“Les trois vies de Miss Belly”, Judith Rapet

Temps de lecture : 3 min

Extrait (page 131)
“Une rumeur qui montait de l’entrepont se propagea jusqu’aux ponts supérieurs et chacun se rua à bâbord. La terre était en vue et, après ces huit jours au beau milieu de l’océan, elle apparaissait comme le symbole d’une renaissance et de tous les espoirs. D’abord petit point minuscule à l’horizon, cette incroyable et phénoménale statue se dressant sur sa petite île sembla colossale à Célestine lorsque le bateau fut à sa hauteur. Elle ne parvenait pas à se détacher les yeux de “La Liberté éclairant le monde“, se disant que sa famille en avait acheté une infime partie, à vrai dire si dérisoire qu’elle en était insignifiante.”

“Les trois vies de Miss Belly”, Judith Rapet

Avis de PrestaPlume ♥

« Dans un tiroir, quelques vieux papiers avaient attiré mon attention : des lettres d’un autre temps, quelques photos de cette Belle époque qui me fait tant rêver et une coupure de presse au papier jauni… » Et si le malheur se léguait de mère en fille, comme s’ajoutant au trousseau de mariage, bien tapi entre les bijoux de famille et les espoirs de bonheur, attendant son heure pour frapper ? Justine, la narratrice des « Trois vies de miss Belly », aux éditions De Borée, investit son roman familial pour rompre ce maléfice génétique. À l’appui de son enquête pour reconstituer la vie – surprenante et originale pour l’époque – de son aïeule Célestine Belly (1870-1957), l’auteure nous livre la destinée mouvementée d’une couturière talentueuse et ambitieuse, qui quitte sa Charente natale pour traverser l’Atlantique avec son amant afin de fuir la violence conjugale. Outre ce travail de mémoire personnel, ce roman offre une immersion documentée dans l’époque fascinante entre la fin du XIXe siècle et le début du XXe dans la France rurale et l’Eldorado américain, à cheval entre le conservatisme et le modernisme. D’emblée, le lecteur est transporté par cette biographie romancée qui ne connaît aucun essoufflement, à l’instar de son héroïne dont le caractère indépendant et « fleur bleue » fait étrangement bon ménage.

Résumé

Célestine est une jeune fille d’un naturel heureux et entreprenant.
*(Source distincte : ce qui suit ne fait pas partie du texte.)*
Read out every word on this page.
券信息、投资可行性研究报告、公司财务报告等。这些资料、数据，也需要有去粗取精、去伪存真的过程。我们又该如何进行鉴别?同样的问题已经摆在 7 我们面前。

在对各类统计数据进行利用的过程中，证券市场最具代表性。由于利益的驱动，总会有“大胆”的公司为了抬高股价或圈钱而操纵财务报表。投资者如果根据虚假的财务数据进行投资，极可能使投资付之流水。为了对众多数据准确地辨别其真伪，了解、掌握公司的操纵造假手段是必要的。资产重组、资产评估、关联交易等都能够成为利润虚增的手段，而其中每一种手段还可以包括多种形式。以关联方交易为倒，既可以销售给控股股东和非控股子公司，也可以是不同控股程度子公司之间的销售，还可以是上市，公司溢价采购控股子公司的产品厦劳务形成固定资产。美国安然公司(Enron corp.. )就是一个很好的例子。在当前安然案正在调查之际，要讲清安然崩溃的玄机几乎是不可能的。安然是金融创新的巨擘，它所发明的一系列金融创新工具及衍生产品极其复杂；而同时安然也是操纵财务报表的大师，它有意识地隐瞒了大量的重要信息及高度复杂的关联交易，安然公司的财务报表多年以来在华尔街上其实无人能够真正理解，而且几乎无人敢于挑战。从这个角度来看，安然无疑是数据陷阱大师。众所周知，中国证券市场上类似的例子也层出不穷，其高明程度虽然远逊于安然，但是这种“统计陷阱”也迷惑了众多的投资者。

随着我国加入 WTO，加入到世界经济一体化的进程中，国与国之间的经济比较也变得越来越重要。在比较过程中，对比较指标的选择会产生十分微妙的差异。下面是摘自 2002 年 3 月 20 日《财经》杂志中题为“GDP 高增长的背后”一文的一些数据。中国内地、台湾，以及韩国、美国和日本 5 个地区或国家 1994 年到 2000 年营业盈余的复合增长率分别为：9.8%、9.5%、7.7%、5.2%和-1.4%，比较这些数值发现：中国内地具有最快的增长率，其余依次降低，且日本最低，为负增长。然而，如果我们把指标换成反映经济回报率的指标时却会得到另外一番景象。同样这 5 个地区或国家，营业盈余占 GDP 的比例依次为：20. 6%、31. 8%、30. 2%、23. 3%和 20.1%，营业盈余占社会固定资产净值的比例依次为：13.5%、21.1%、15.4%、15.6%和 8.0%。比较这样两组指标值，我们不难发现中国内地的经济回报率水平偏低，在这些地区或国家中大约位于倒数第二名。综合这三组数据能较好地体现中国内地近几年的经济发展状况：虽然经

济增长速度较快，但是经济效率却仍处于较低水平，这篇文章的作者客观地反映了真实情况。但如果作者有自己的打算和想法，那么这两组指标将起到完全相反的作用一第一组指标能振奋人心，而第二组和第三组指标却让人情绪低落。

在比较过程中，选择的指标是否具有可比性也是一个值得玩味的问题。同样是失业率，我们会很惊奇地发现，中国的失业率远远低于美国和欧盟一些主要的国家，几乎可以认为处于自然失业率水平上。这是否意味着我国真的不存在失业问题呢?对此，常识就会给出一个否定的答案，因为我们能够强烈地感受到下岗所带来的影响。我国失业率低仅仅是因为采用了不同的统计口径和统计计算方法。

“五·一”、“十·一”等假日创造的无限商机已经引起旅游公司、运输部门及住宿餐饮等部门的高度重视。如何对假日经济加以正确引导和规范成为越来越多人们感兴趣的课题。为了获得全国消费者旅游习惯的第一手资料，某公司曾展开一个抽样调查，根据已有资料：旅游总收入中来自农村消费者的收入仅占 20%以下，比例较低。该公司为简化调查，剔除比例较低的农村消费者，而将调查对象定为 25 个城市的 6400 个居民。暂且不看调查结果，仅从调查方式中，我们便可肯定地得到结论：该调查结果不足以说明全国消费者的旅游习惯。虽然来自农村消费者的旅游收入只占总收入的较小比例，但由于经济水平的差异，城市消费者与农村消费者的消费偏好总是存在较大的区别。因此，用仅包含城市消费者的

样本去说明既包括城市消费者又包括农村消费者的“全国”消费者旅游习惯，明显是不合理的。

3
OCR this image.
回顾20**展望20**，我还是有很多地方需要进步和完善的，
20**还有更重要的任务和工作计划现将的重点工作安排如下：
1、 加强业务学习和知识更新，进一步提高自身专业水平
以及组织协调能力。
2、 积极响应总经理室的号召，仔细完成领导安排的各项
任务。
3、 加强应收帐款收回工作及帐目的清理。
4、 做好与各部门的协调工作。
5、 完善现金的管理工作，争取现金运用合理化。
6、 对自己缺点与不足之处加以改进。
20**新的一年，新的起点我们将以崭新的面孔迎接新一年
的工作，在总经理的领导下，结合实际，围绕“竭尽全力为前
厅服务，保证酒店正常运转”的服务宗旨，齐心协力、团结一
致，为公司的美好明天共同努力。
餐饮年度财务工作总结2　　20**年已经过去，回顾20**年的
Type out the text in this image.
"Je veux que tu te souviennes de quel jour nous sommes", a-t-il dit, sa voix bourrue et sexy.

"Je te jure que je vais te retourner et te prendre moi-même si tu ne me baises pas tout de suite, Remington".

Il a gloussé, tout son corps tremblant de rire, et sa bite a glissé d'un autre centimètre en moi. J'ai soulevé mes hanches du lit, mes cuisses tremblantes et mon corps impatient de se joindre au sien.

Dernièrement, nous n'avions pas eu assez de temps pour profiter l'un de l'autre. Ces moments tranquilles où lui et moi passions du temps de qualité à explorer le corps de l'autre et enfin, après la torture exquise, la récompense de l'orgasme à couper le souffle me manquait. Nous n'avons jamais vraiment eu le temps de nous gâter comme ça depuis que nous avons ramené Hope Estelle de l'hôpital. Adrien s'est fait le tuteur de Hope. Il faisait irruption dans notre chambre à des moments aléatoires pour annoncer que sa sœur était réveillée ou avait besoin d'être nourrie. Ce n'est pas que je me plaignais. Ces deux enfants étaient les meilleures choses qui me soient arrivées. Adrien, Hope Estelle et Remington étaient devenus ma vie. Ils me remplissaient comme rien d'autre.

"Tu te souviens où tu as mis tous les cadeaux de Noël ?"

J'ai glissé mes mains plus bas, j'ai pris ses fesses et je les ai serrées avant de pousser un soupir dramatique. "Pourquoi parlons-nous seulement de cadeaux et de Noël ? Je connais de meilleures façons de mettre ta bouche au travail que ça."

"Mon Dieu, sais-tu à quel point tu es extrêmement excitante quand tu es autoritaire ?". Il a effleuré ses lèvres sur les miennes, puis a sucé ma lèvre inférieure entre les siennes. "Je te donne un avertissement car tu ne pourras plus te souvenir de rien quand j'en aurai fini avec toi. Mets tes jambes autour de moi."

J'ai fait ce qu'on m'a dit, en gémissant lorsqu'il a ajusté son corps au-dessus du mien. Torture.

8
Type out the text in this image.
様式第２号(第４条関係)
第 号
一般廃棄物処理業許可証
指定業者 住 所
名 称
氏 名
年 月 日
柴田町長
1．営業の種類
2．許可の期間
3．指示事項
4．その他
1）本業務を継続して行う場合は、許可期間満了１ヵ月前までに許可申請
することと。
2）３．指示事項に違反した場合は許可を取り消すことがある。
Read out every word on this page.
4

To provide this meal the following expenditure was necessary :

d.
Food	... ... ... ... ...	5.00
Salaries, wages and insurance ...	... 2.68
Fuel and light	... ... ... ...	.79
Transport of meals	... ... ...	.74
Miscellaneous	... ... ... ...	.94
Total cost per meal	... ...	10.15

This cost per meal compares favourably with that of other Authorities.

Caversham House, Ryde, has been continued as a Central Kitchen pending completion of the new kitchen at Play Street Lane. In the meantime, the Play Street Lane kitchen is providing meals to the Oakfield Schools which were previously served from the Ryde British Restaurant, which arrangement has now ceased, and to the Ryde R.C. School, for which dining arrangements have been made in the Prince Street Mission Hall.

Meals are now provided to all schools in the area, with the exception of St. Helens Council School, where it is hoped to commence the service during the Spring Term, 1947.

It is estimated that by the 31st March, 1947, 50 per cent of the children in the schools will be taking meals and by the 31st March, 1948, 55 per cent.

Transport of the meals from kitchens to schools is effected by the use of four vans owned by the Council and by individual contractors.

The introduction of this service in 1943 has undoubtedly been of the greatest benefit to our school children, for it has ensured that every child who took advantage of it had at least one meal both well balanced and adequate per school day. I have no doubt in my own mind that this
Elle est passionnée par la couture, métier pour lequel elle est très douée, notamment pour concevoir des modèles en s’inspirant des plus grands créateurs. Alors qu’elle rêve d’en vivre, l’homme dont elle tombe follement amoureuse et qu’elle épouse se révèle être un tortionnaire domestique. Battue et humiliée, elle s’enfuit aux États-Unis avec Ferdinand, lui-même malheureux en amour. Ils ne connaîtront pas les déboires de bon nombre d’émigrés. Ferdinand a des biens et des relations, Célestine a toujours ses doigts de fée et l’envie de créer décuplée par des années de frustration. Dans un pays en pleine mutation, où tout paraît possible à celui qui se lève tôt et qui croit à ses rêves, Célestine laisse épanouir son talent. Quand Ferdinand part diriger la succursale d’une usine à Los Angeles, elle le suit et recommence son activité avec le même succès. Elle crée sa ligne de vêtements et devient Miss Belly. Mais le bonheur n’aura qu’un temps. À la disparition accidentelle de son compagnon dans un tremblement de terre, Célestine se réfugie auprès des siens. C’est là, après avoir officiellement divorcé de son premier mari, qu’elle entame une troisième vie, plus rangée… jusqu’à ce que l’amour repointe son vilain nez.

Pour approfondir

« Les trois vies de miss Belly », de Judith Rapet, nous projette au cœur de l’histoire en pleine mutation, hormis dans le domaine de l’égalité entre époux. L’auteure nous décrit avec simplicité et pudeur le calvaire et le courage de son aïeule qui parviendra à s’affranchir d’un mariage malheureux, grâce à son talent et sa détermination, à l’image de toutes ces femmes qui osaient braver les conventions pour expérimenter l’indépendance, et donc le divorce. Impensable, à cette époque ! Célestine Belly n’aurait peut-être jamais su qu’elle était de cette trempe de femmes modernes si son mariage n’avait viré à la catastrophe. Elle n’aspirait qu’à bien servir son époux et à coudre. Les coups et la maltraitance psychique auront été les ferments d’une révolte, laissant cois la famille et le village. Outre ce projecteur sociétal, ce roman brosse un portrait documenté et instructif de la France rurale à la fin du XIXe siècle, des métiers voués à disparaître – ou du moins à évoluer comme celui de charron, mais aussi de l’émigration aux États-Unis, pays symbolisé par la Statue de la Liberté (représentée par une femme éclairant le monde), qui cultive l’espérance en un monde meilleur et fait naître la nostalgie du pays natal. On assiste enfin à l’explosion démographique de Los Angeles, aux progrès techniques comme ceux présidant à l’essor de l’automobile et l’évolution de la mode féminine, imaginée par des avant-gardistes comme Célestine Belly qui souhaitait libérer les femmes de leurs carcans vestimentaires…, un prélude symbolique à la fin des carcans patriarcaux.

Nathalie Gendreau

Éditions De Borée, 18 juin 2020, 294 pages, à 19,90 euros en version papier et 9,99 euros en version numérique.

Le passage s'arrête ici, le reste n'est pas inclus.